"Ils faisaient un maximum d’argent avec des chantiers en un minimum de temps, avant de diviser les bénéfices et de disparaître."

Ce mercredi, Patrick B. devait répondre du blanchiment de près d’un million et demi d’euros devant le tribunal correctionnel de Namur. C’est la somme qui a transité par ses comptes entre 2010 et 2011. Et pourtant, il affirme n’être au courant de rien. "Seriez-vous le pigeon de l’histoire ?", lui demande le président. "Certainement", répond-il.

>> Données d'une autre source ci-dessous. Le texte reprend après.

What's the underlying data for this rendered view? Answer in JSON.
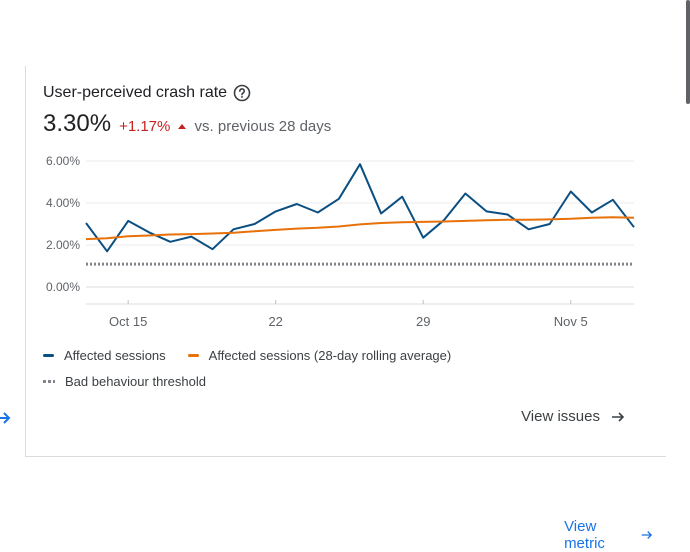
{
  "card": {
    "title": "User-perceived crash rate",
    "help_icon": "help-circle-icon",
    "metric_value": "3.30%",
    "metric_change": "+1.17%",
    "metric_compare": "vs. previous 28 days",
    "colors": {
      "positive_change": "#c5221f",
      "link": "#1a73e8"
    }
  },
  "legend": {
    "affected": "Affected sessions",
    "rolling": "Affected sessions (28-day rolling average)",
    "threshold": "Bad behaviour threshold"
  },
  "actions": {
    "view_issues": "View issues",
    "view_metric": "View metric"
  },
  "chart_data": {
    "type": "line",
    "ylim": [
      0,
      6
    ],
    "y_ticks": [
      "6.00%",
      "4.00%",
      "2.00%",
      "0.00%"
    ],
    "x_tick_labels": [
      "Oct 15",
      "22",
      "29",
      "Nov 5"
    ],
    "x_tick_index": [
      2,
      9,
      16,
      23
    ],
    "series": [
      {
        "name": "Affected sessions",
        "color": "#0b4f82",
        "values": [
          3.05,
          1.7,
          3.15,
          2.6,
          2.15,
          2.4,
          1.8,
          2.75,
          3.0,
          3.6,
          3.95,
          3.55,
          4.2,
          5.85,
          3.5,
          4.3,
          2.35,
          3.2,
          4.45,
          3.6,
          3.45,
          2.75,
          3.0,
          4.55,
          3.55,
          4.15,
          2.85
        ]
      },
      {
        "name": "Affected sessions (28-day rolling average)",
        "color": "#e8710a",
        "values": [
          2.28,
          2.32,
          2.42,
          2.45,
          2.5,
          2.52,
          2.55,
          2.58,
          2.65,
          2.72,
          2.78,
          2.82,
          2.88,
          2.98,
          3.05,
          3.08,
          3.1,
          3.12,
          3.15,
          3.18,
          3.2,
          3.2,
          3.22,
          3.25,
          3.3,
          3.32,
          3.3
        ]
      }
    ],
    "threshold": {
      "name": "Bad behaviour threshold",
      "value": 1.09,
      "color": "#80868b"
    },
    "grid": true
  }
}
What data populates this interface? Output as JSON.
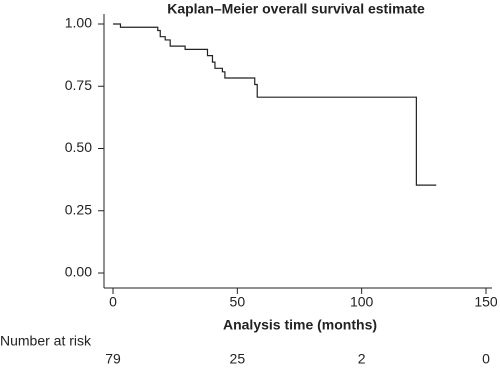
{
  "chart_data": {
    "type": "step",
    "title": "Kaplan–Meier overall survival estimate",
    "x_label": "Analysis time (months)",
    "x": [
      0,
      3,
      18,
      19,
      21,
      23,
      29,
      38,
      40,
      41,
      44,
      45,
      57,
      58,
      122,
      130
    ],
    "y": [
      1.0,
      0.987,
      0.974,
      0.949,
      0.936,
      0.911,
      0.898,
      0.873,
      0.847,
      0.822,
      0.808,
      0.783,
      0.757,
      0.706,
      0.353,
      0.353
    ],
    "color": "#222222",
    "xlim": [
      -5,
      150
    ],
    "xticks": [
      0,
      50,
      100,
      150
    ],
    "ylim": [
      0,
      1.0
    ],
    "yticks": [
      {
        "value": 0,
        "label": "0.00"
      },
      {
        "value": 0.25,
        "label": "0.25"
      },
      {
        "value": 0.5,
        "label": "0.50"
      },
      {
        "value": 0.75,
        "label": "0.75"
      },
      {
        "value": 1.0,
        "label": "1.00"
      }
    ],
    "risk_table": {
      "label": "Number at risk",
      "times": [
        0,
        50,
        100,
        150
      ],
      "counts": [
        79,
        25,
        2,
        0
      ]
    }
  }
}
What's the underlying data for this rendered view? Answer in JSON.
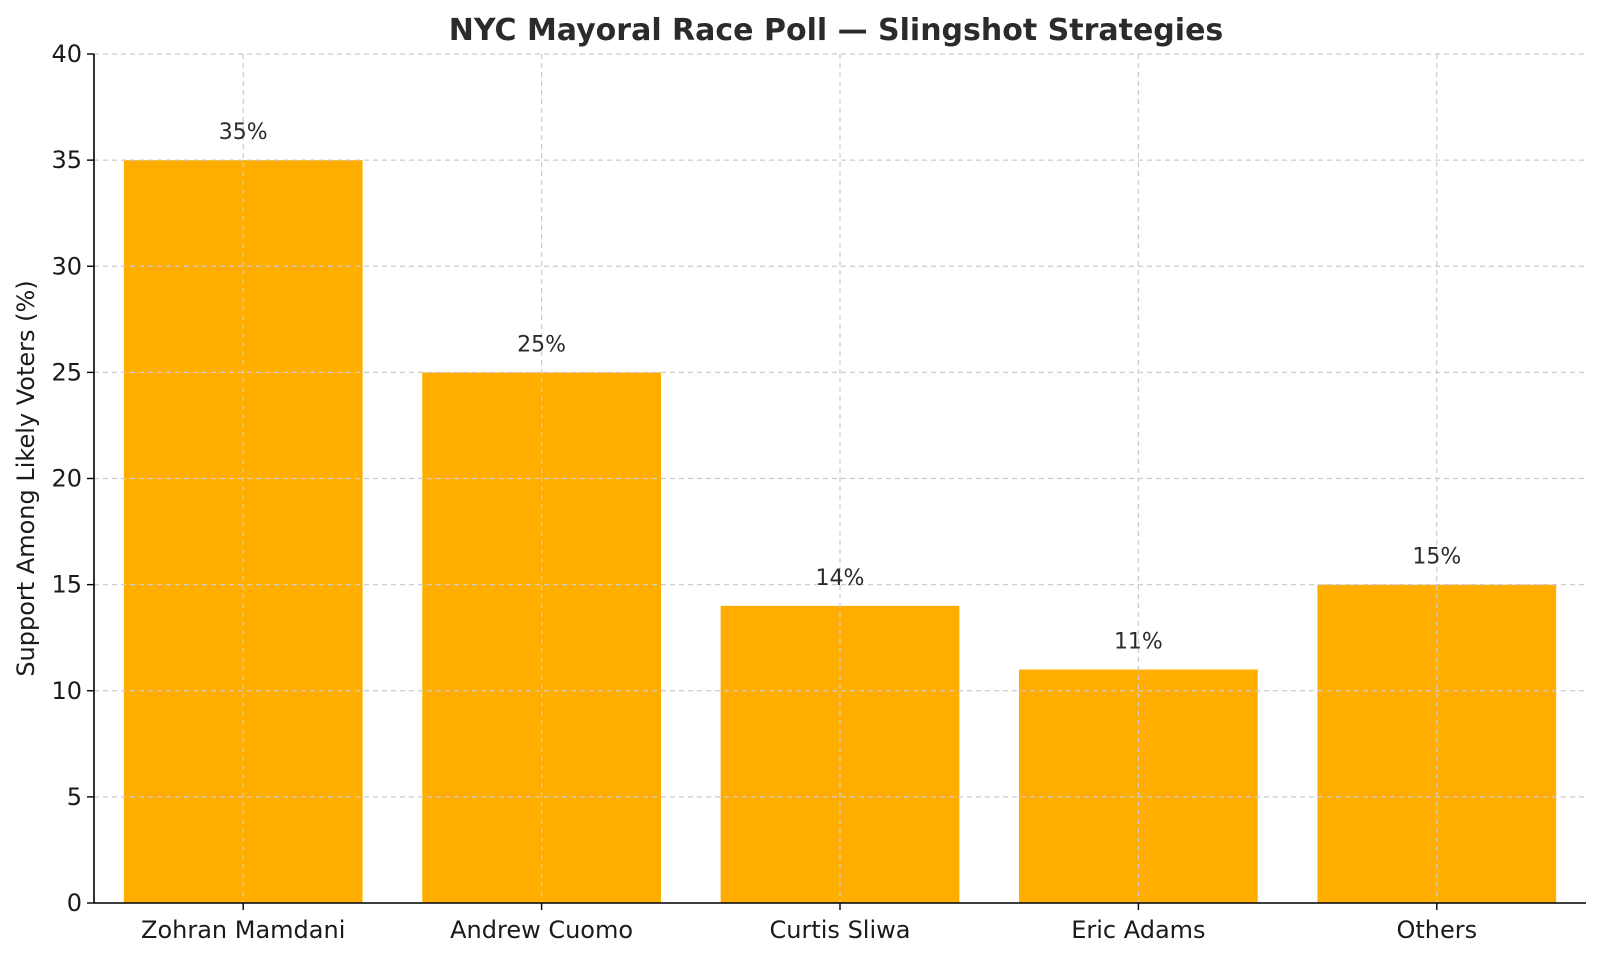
{
  "chart_data": {
    "type": "bar",
    "title": "NYC Mayoral Race Poll — Slingshot Strategies",
    "xlabel": "",
    "ylabel": "Support Among Likely Voters (%)",
    "categories": [
      "Zohran Mamdani",
      "Andrew Cuomo",
      "Curtis Sliwa",
      "Eric Adams",
      "Others"
    ],
    "values": [
      35,
      25,
      14,
      11,
      15
    ],
    "value_labels": [
      "35%",
      "25%",
      "14%",
      "11%",
      "15%"
    ],
    "ylim": [
      0,
      40
    ],
    "yticks": [
      0,
      5,
      10,
      15,
      20,
      25,
      30,
      35,
      40
    ],
    "ytick_labels": [
      "0",
      "5",
      "10",
      "15",
      "20",
      "25",
      "30",
      "35",
      "40"
    ],
    "bar_color": "#FFAE00",
    "grid": true,
    "legend": "none"
  }
}
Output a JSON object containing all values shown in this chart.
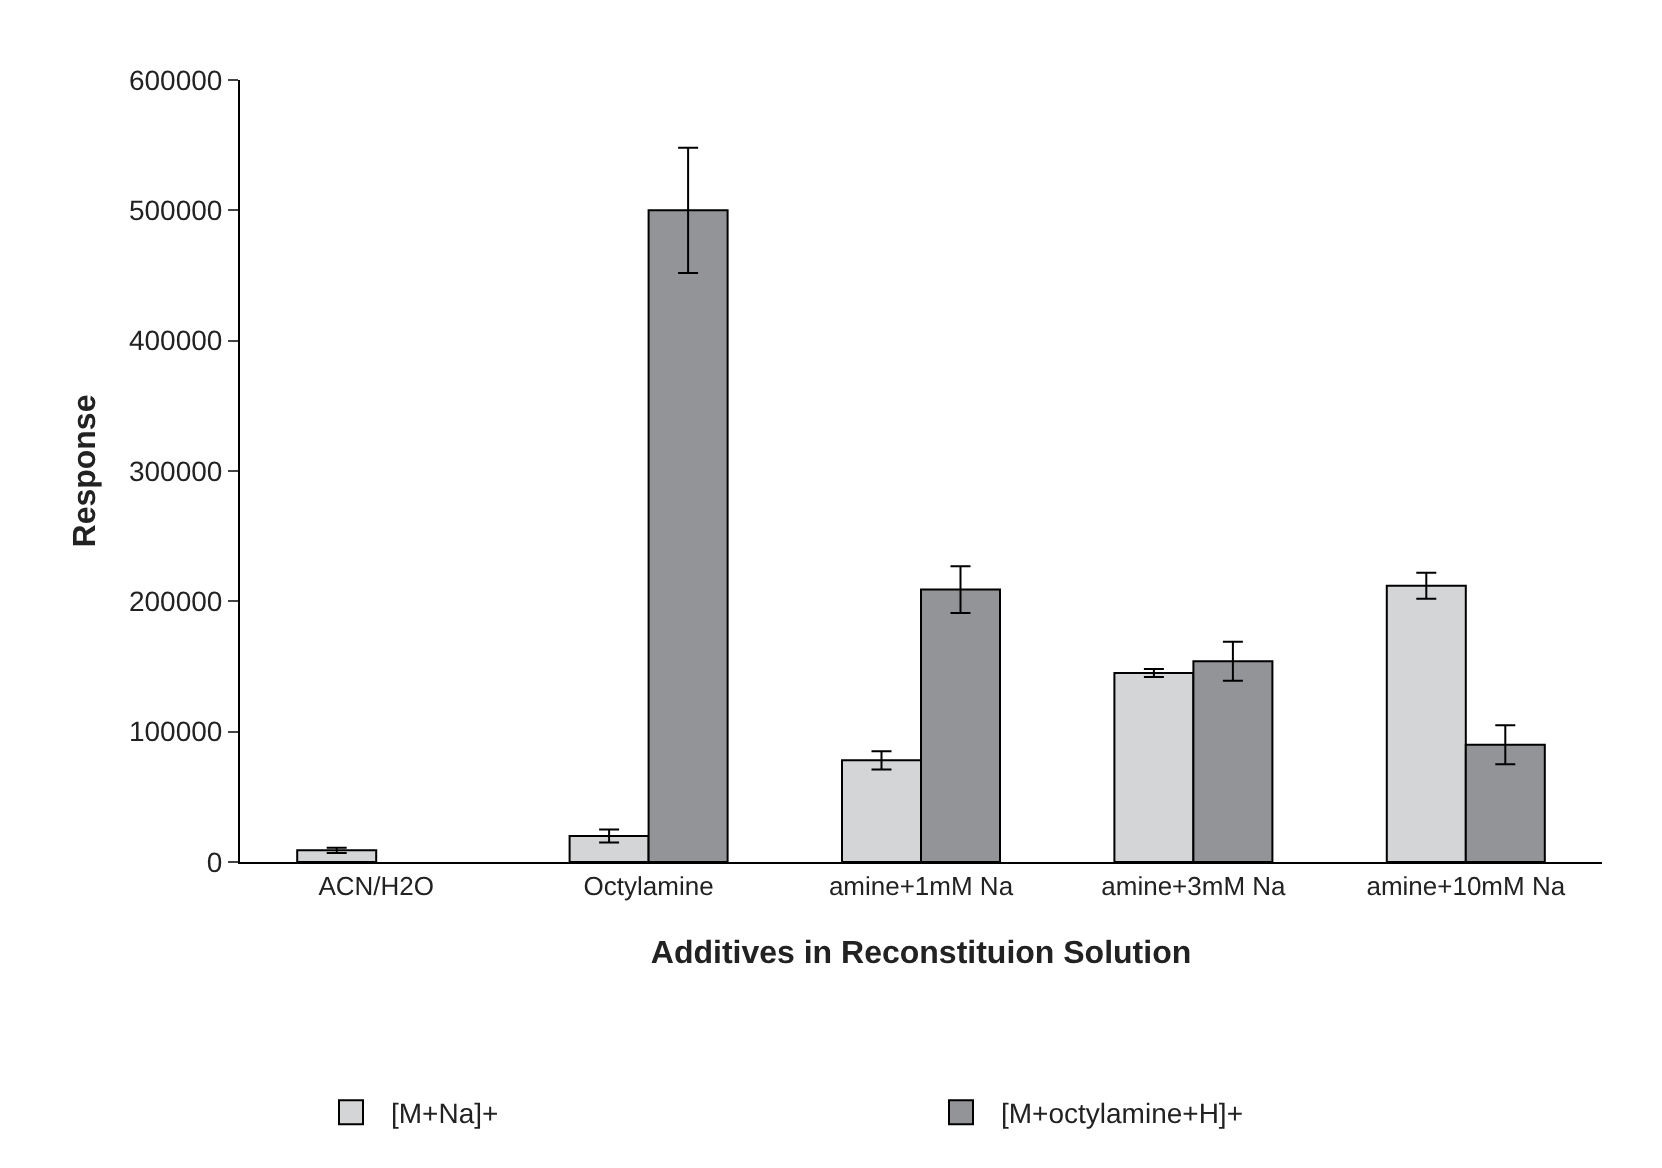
{
  "chart_data": {
    "type": "bar",
    "xlabel": "Additives in Reconstituion Solution",
    "ylabel": "Response",
    "categories": [
      "ACN/H2O",
      "Octylamine",
      "amine+1mM Na",
      "amine+3mM Na",
      "amine+10mM Na"
    ],
    "series": [
      {
        "name": "[M+Na]+",
        "color": "#d4d5d7",
        "values": [
          9000,
          20000,
          78000,
          145000,
          212000
        ],
        "errors": [
          2000,
          5000,
          7000,
          3000,
          10000
        ]
      },
      {
        "name": "[M+octylamine+H]+",
        "color": "#939498",
        "values": [
          null,
          500000,
          209000,
          154000,
          90000
        ],
        "errors": [
          null,
          48000,
          18000,
          15000,
          15000
        ]
      }
    ],
    "ylim": [
      0,
      600000
    ],
    "yticks": [
      0,
      100000,
      200000,
      300000,
      400000,
      500000,
      600000
    ],
    "grid": false,
    "legend": "bottom"
  }
}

C’est en compagnie de 2 autres personnes, qui faisaient défaut devant le tribunal, que Patrick, 58 ans a décidé de relancer la société Belgica Construct. "On s’est lancés dans le domaine de la construction et ils voulaient tout m’apprendre. J’étais le gérant". C’est à ce titre que la signature de Patrick apparaît sur de nombreux faux : 7 fausses fiches de paie, 10 fausses factures, de fausses attestations destinées à un secrétariat social, des faux statuts de cession de parts… C’est également par ses comptes que transitaient de grosses sommes d’argent. Celles-ci provenaient de chantiers effectués par la société, qui n’avait qu’une boîte aux lettres située impasse des Ursulines à Namur, et servaient à payer en liquide la quarantaine d’ouvriers qui ont travaillé sur les chantiers alors qu’ils étaient déclarés au chômage durant cette période. Les retraits en liquide pour payer le travail frauduleux se sont multipliés, certains avoisinant les 170.000 euros. Outre le fait que le prévenu ait fait aveu tardif de faillite et qu’il n’ait pas collaboré avec le curateur, on lui reproche de ne pas avoir tenu de comptabilité, d’avoir perçu indûment près de 20.000 euros d’allocations de chômage, mais aussi… de ne pas avoir signalé le décès de sa maman afin de toucher pendant 2 ans des allocations de chef de famille.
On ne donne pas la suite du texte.